MoMA’s criteria for assessing the cultural significance of video games require an upgrade appropriate to the medium. Its revenue is expected to reach $385 billion in 2023 And technology will contribute to the ongoing AI revolution.

For curators Paola Antonelli and Paul Galloway, games are the psychological act that defined an era in which much of our human relationships are mediated through screens.

And designers like Will Wright’s vision is to allow players to choose which lessons they want to learn, or learn none at all. One player might experience Wright’s most popular game, The Sims (included in the MoMA exhibit), as a gateway to the world of architecture and home decor. Others have focused on the family planning aspect and staging murder mysteries and ghost encounters.

The decision to allow the game admission to the museum has been debated since the 2010s. Roger Ebert and Jonathan Jones He declared that this medium would never rise to the status of art.

“Chess is a great game, but the best chess player in the world is not an artist,” Jones wrote in The Guardian, adding, “She is a chess player.”

At the heart of these criticisms was the belief that playtime belonged to children. Coincidentally, similar logic affected performance art until museums began making the genre a staple in their programs around the same time MoMA began collecting games.

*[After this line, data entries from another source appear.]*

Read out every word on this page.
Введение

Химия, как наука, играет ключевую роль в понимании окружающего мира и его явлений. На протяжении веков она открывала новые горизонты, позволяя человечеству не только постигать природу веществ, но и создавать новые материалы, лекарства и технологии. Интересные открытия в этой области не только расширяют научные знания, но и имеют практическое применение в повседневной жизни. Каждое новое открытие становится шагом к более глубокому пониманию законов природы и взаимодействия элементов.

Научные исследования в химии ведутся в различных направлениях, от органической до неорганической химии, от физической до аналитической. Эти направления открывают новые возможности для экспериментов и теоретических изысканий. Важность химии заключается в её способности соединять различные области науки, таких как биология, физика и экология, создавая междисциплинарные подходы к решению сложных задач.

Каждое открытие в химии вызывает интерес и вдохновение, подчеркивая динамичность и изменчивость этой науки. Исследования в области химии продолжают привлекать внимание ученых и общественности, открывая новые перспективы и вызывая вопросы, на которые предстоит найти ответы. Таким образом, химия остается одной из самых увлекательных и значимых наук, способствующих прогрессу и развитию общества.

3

“People want to be taken to new places,” Whitney Museum curator Donna De Salvo said of performance art in a 2012 interview with The New York Times. “There is something very visceral about watching her perform live in the age of digital, virtual and mediated experiences.”

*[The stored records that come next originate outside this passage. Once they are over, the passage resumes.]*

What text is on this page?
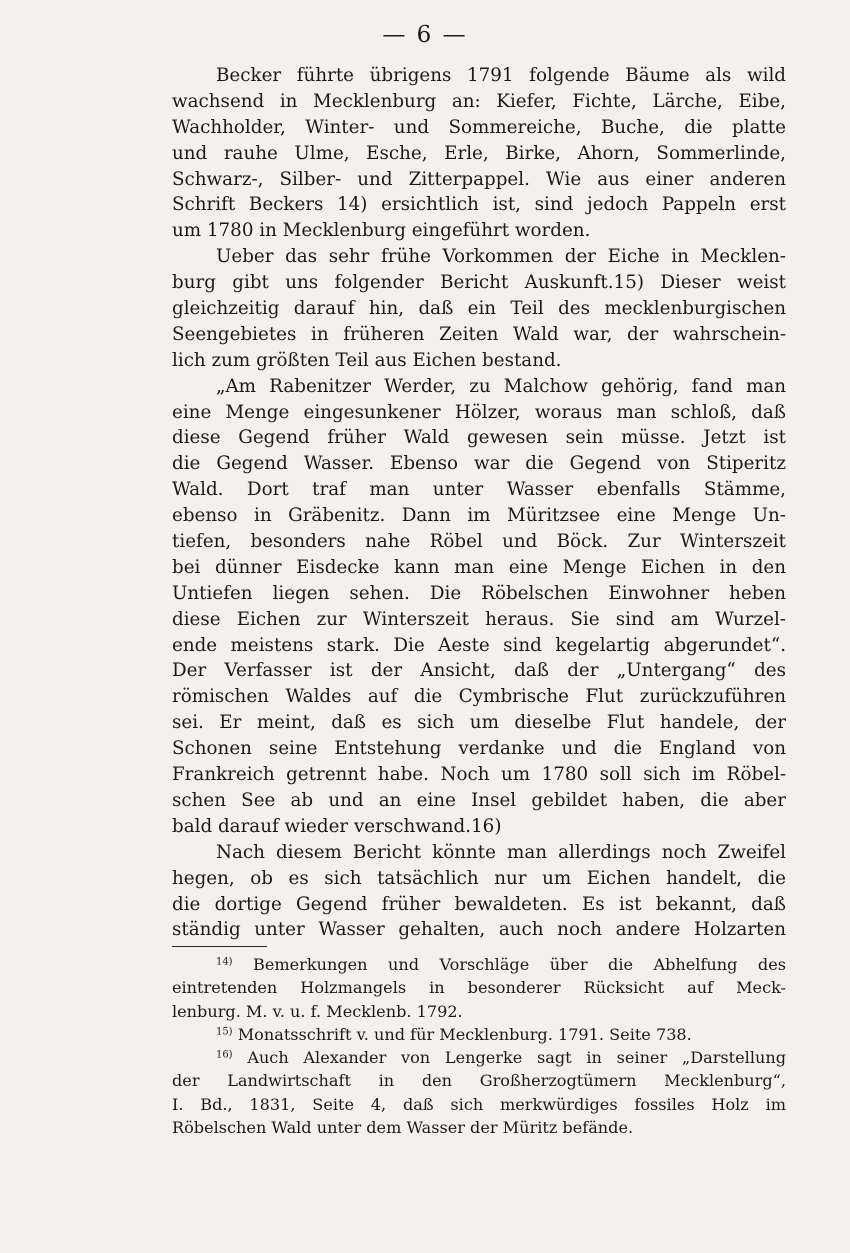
— 6 —
Becker führte übrigens 1791 folgende Bäume als wild
wachsend in Mecklenburg an: Kiefer, Fichte, Lärche, Eibe,
Wachholder, Winter- und Sommereiche, Buche, die platte
und rauhe Ulme, Esche, Erle, Birke, Ahorn, Sommerlinde,
Schwarz-, Silber- und Zitterpappel. Wie aus einer anderen
Schrift Beckers 14) ersichtlich ist, sind jedoch Pappeln erst
um 1780 in Mecklenburg eingeführt worden.
Ueber das sehr frühe Vorkommen der Eiche in Mecklen-
burg gibt uns folgender Bericht Auskunft.15) Dieser weist
gleichzeitig darauf hin, daß ein Teil des mecklenburgischen
Seengebietes in früheren Zeiten Wald war, der wahrschein-
lich zum größten Teil aus Eichen bestand.
„Am Rabenitzer Werder, zu Malchow gehörig, fand man
eine Menge eingesunkener Hölzer, woraus man schloß, daß
diese Gegend früher Wald gewesen sein müsse. Jetzt ist
die Gegend Wasser. Ebenso war die Gegend von Stiperitz
Wald. Dort traf man unter Wasser ebenfalls Stämme,
ebenso in Gräbenitz. Dann im Müritzsee eine Menge Un-
tiefen, besonders nahe Röbel und Böck. Zur Winterszeit
bei dünner Eisdecke kann man eine Menge Eichen in den
Untiefen liegen sehen. Die Röbelschen Einwohner heben
diese Eichen zur Winterszeit heraus. Sie sind am Wurzel-
ende meistens stark. Die Aeste sind kegelartig abgerundet“.
Der Verfasser ist der Ansicht, daß der „Untergang“ des
römischen Waldes auf die Cymbrische Flut zurückzuführen
sei. Er meint, daß es sich um dieselbe Flut handele, der
Schonen seine Entstehung verdanke und die England von
Frankreich getrennt habe. Noch um 1780 soll sich im Röbel-
schen See ab und an eine Insel gebildet haben, die aber
bald darauf wieder verschwand.16)
Nach diesem Bericht könnte man allerdings noch Zweifel
hegen, ob es sich tatsächlich nur um Eichen handelt, die
die dortige Gegend früher bewaldeten. Es ist bekannt, daß
ständig unter Wasser gehalten, auch noch andere Holzarten
$^{14)}$ Bemerkungen und Vorschläge über die Abhelfung des
eintretenden Holzmangels in besonderer Rücksicht auf Meck-
lenburg. M. v. u. f. Mecklenb. 1792.
$^{15)}$ Monatsschrift v. und für Mecklenburg. 1791. Seite 738.
$^{16)}$ Auch Alexander von Lengerke sagt in seiner „Darstellung
der Landwirtschaft in den Großherzogtümern Mecklenburg“,
I. Bd., 1831, Seite 4, daß sich merkwürdiges fossiles Holz im
Röbelschen Wald unter dem Wasser der Müritz befände.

The same goes for games. Games enhance immersion by allowing players to enter virtual worlds with the touch of a controller. The simplicity of that relationship is evident in the exhibition “Never Alone”. Zen games like Flower ask players to weave petals in the wind on a journey across imaginary landscapes. But ever since Super Mario 64 put players in the role of advancing through the story by diving into paintings stored inside museum-like castles, the concept has been pervasive in modern games.

So what is stopping museums from developing more ambitious programs around games? With so much material out there, why not do the first major retrospective of a video game designer? Will Wright again Shigeru Miyamoto?

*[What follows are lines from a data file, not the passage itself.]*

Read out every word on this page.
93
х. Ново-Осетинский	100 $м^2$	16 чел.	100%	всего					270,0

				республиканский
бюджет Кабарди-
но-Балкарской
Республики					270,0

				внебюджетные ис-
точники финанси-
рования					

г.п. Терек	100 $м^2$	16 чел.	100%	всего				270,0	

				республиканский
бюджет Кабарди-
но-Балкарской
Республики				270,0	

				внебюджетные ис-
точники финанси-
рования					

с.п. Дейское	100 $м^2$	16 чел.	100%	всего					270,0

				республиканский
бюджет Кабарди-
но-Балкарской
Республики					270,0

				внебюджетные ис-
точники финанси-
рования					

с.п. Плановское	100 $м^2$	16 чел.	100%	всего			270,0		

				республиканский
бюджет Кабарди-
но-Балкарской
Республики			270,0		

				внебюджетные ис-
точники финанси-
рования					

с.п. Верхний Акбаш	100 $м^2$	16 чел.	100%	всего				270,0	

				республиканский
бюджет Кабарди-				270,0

There are some practical reasons. Designers rarely own the rights to their work, the publishers who fund the games hold the rights. In his interview, Antonelli also mentioned other obstacles such as legal negotiations, missing source code and outdated technology that made the acquisition process difficult. Additionally, there is the headache associated with wiring all the electronic systems in the gallery.

But for MoMA’s curators, there’s no better time to explain why games belong in museums and to help visitors understand the difference between academics and what’s sold at the Nintendo store a few blocks away. It seems not.

Never Alone: ​​Video Games and Other Interactive Designs

It will be held at the Museum of Modern Art, New York (11 West 53rd Street, moma.org) until Sunday.